Fort Dix CDP, New Jersey – Racial and ethnic composition Note: the US Census treats Hispanic/Latino as an ethnic category. This table excludes Latinos from the racial categories and assigns them to a separate category. Hispanics/Latinos may be of any race.
| Race / Ethnicity (NH = Non-Hispanic) | Pop 2000 | Pop 2010 | Pop 2020 | % 2000 | % 2010 | % 2020 |
|---|---|---|---|---|---|---|
| White alone (NH) | 3,004 | 3,220 | 2,717 | 40.25% | 41.73% | 41.75% |
| Black or African American alone (NH) | 2,515 | 2,457 | 2,049 | 33.70% | 31.84% | 31.48% |
| Native American or Alaska Native alone (NH) | 28 | 39 | 19 | 0.38% | 0.51% | 0.29% |
| Asian alone (NH) | 91 | 145 | 131 | 1.22% | 1.88% | 2.01% |
| Native Hawaiian or Pacific Islander alone (NH) | 8 | 17 | 33 | 0.11% | 0.22% | 0.51% |
| Other race alone (NH) | 19 | 14 | 29 | 0.25% | 0.18% | 0.45% |
| Mixed race or Multiracial (NH) | 98 | 167 | 241 | 1.31% | 2.16% | 3.70% |
| Hispanic or Latino (any race) | 1,701 | 1,657 | 1,289 | 22.79% | 21.47% | 19.81% |
| Total | 7,464 | 7,716 | 6,508 | 100.00% | 100.00% | 100.00% |

===2010 census===
The 2010 United States census counted 7,716 people, 784 households, and 590 families in the CDP. The population density was 751.9 /sqmi. There were 898 housing units at an average density of 87.5 /sqmi. The racial makeup was 52.57% (4,056) White, 34.47% (2,660) Black or African American, 0.67% (52) Native American, 1.91% (147) Asian, 0.30% (23) Pacific Islander, 6.07% (468) from other races, and 4.02% (310) from two or more races. Hispanic or Latino of any race were 21.47% (1,657) of the population.

Of the 784 households, 59.1% had children under the age of 18; 63.8% were married couples living together; 8.7% had a female householder with no husband present and 24.7% were non-families. Of all households, 15.1% were made up of individuals and 0.1% had someone living alone who was 65 years of age or older. The average household size was 3.05 and the average family size was 3.56.

12.1% of the population were under the age of 18, 4.2% from 18 to 24, 50.2% from 25 to 44, 30.9% from 45 to 64, and 2.6% who were 65 years of age or older.
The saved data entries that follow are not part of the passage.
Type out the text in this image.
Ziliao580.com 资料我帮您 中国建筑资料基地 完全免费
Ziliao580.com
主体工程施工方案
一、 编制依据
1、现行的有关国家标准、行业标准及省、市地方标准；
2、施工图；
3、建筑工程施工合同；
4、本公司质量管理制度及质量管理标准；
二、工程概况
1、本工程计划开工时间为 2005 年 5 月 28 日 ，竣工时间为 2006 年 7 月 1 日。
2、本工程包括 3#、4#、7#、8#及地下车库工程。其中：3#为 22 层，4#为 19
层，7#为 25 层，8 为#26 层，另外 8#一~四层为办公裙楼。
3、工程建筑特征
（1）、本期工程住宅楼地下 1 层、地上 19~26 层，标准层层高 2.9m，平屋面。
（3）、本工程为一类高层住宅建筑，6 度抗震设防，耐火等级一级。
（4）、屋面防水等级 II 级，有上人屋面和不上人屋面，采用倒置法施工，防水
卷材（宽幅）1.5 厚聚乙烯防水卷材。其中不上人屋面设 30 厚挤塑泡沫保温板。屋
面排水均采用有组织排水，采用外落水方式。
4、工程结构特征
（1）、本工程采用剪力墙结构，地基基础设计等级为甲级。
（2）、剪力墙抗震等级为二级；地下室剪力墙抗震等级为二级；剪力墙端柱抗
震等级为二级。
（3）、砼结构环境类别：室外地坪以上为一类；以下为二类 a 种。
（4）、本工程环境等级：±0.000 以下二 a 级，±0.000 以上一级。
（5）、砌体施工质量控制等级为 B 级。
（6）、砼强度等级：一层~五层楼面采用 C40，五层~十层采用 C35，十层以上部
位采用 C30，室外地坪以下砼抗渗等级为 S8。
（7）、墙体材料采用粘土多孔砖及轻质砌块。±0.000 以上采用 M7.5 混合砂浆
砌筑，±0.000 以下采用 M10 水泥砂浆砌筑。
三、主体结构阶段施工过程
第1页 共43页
The median age was 38.9 years. For every 100 females, the population had 522.8 males. For every 100 females ages 18 and older there were 757.5 males.

==Transportation==
New Jersey Route 68 links Fort Dix to U.S. Route 206 near the latter's interchanges with the New Jersey Turnpike, U.S. Route 130, and Interstate 295. New Jersey Transit provides service to and from Philadelphia on the 317 route.

==Education==
The U.S. Census Bureau lists "Joint Base McGuire-Dix-Lakehurst" in Burlington County as having its own school district. Students attend area school district public schools, as the Department of Defense Education Activity does not operate any schools on that base. Students on McGuire and Dix may attend one of the following in their respective grade levels, with all siblings in a family taking the same choice: North Hanover Township School District (PK-6), Northern Burlington County Regional School District (7-12), and Pemberton Township School District (K-12).

The Pemberton district operates Fort Dix Elementary School, located on-post.

In prior years, Pemberton was the sole school district for Fort Dix. In 1988, 23% of the students in that district were from military families. In 1997, plans were made to shift the students, numbering around 700, to North Hanover schools. Pemberton school officials were against that move.

==Pop-culture references==
Fort Dix is the home base setting in Cinemaware's 1988 C64 and Nintendo video game Rocket Ranger; the game is based on an alternate World War II scenario, wherein the National-Socialists discover lunarium, which could allow them to win the war unless a young American scientist stops them.

==Notable people==
- Jay Berger (born 1966), a former professional tennis player, reached a highest world ranking of number seven.
- Bruce Hill (born 1964), is former wide receiver for the Tampa Bay Buccaneers.
- Jim Riggleman (born 1952) is a former professional baseball player and manager.
- Mel Brooks (born 1926) is an American actor, comedian, and filmmaker.
- Franco Harris (1950-2022) was a National Football League Hall of Fame running back, born in Fort Dix.